If we have an element-wise vmov immediate instruction then a subsequent vrev with width greater or equal to the vmov element width, then that vrev won't do anything. Add a DAG combine to convert bitcasts that would become such vrevs into vector_reg_casts instead.
I see. Because we are just swapping around the same values anyway. Makes sense.
Would it make sense to do this as a DAG fold? That way we would get MVE for free too.
Can you please run the update script on this with old codegen, pre-commit the result and then show the diffs against new codegen here.
It might help to make them hard-float too.
Do you mean do something in PerformDAGCombine? I don't think that would work, because the only way to do it that I can see would be to remove the bitcast but then we'd get an error due to a type mismatch.

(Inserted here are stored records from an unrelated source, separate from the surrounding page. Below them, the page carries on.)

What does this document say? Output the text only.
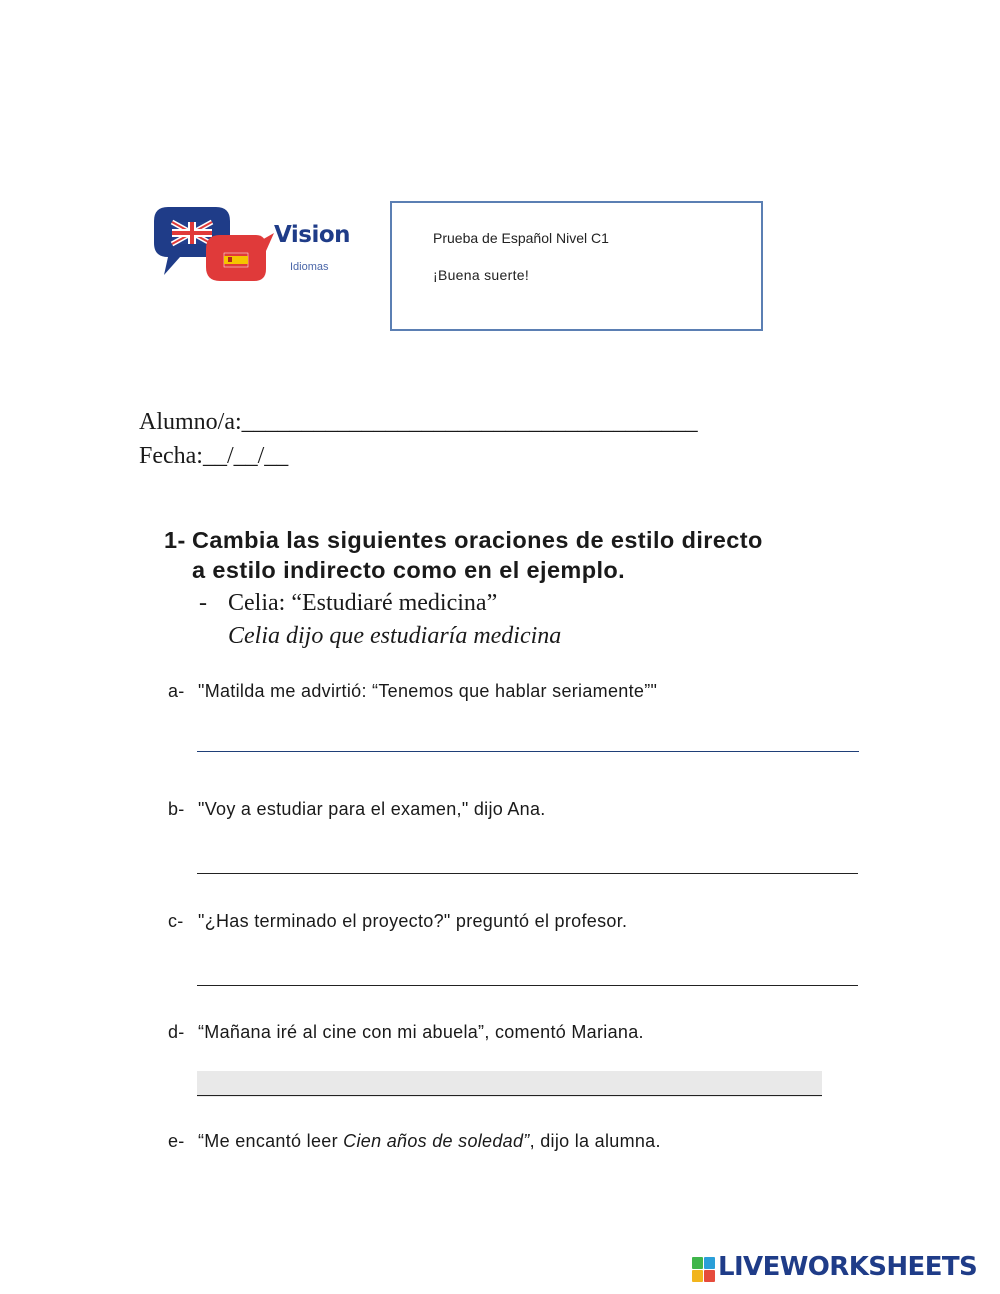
Vision
Idiomas
Prueba de Español Nivel C1
¡Buena suerte!
Alumno/a:______________________________________
Fecha:__/__/__
1- Cambia las siguientes oraciones de estilo directo
a estilo indirecto como en el ejemplo.
- Celia: “Estudiaré medicina”
Celia dijo que estudiaría medicina
a- "Matilda me advirtió: “Tenemos que hablar seriamente”"
b- "Voy a estudiar para el examen," dijo Ana.
c- "¿Has terminado el proyecto?" preguntó el profesor.
d- “Mañana iré al cine con mi abuela”, comentó Mariana.
e- “Me encantó leer Cien años de soledad”, dijo la alumna.
LIVEWORKSHEETS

We added a VECTOR_REG_CAST, which it like a bitcast but doesn't change the bits. Similar to the AArch64 NVCAST.
Not that you have to do this here, but it also might allow more patterns to be converted, removing move vrev's. Essentially if the immediate after it has been bitcast/vrev'd is still a legal immediate, we can just generate the new immediate and VECTOR_REG_CAST it.
I tried using update_llc_test_checks.py, but it doesn't really work well here because the compiler output is different when big-endian and little-endian (for the llc before this patch, and also in the tests that aren't to do with this patch) and the only way the script can cope with that is to have entirely separate check prefixes, which doesn't do a good job of checking that the code generated doesn't change depending on endianness.
The code looks OK. I think update_llc_test_checks should work, I've used it elsewhere in the past.
You may run into problems with zero vectors no longer being recognized? Like in the passthru of masked loads. Can you rebase this onto the MVE tests too?
Rebase and add adjust MVE masked load handling. Also make use of update_llc_checks - I tried it again and this time it did use a single CHECK when both little-endian and big-endian code generation are the same, so it looks like I was using it wrong somehow before (though I don't know in what way).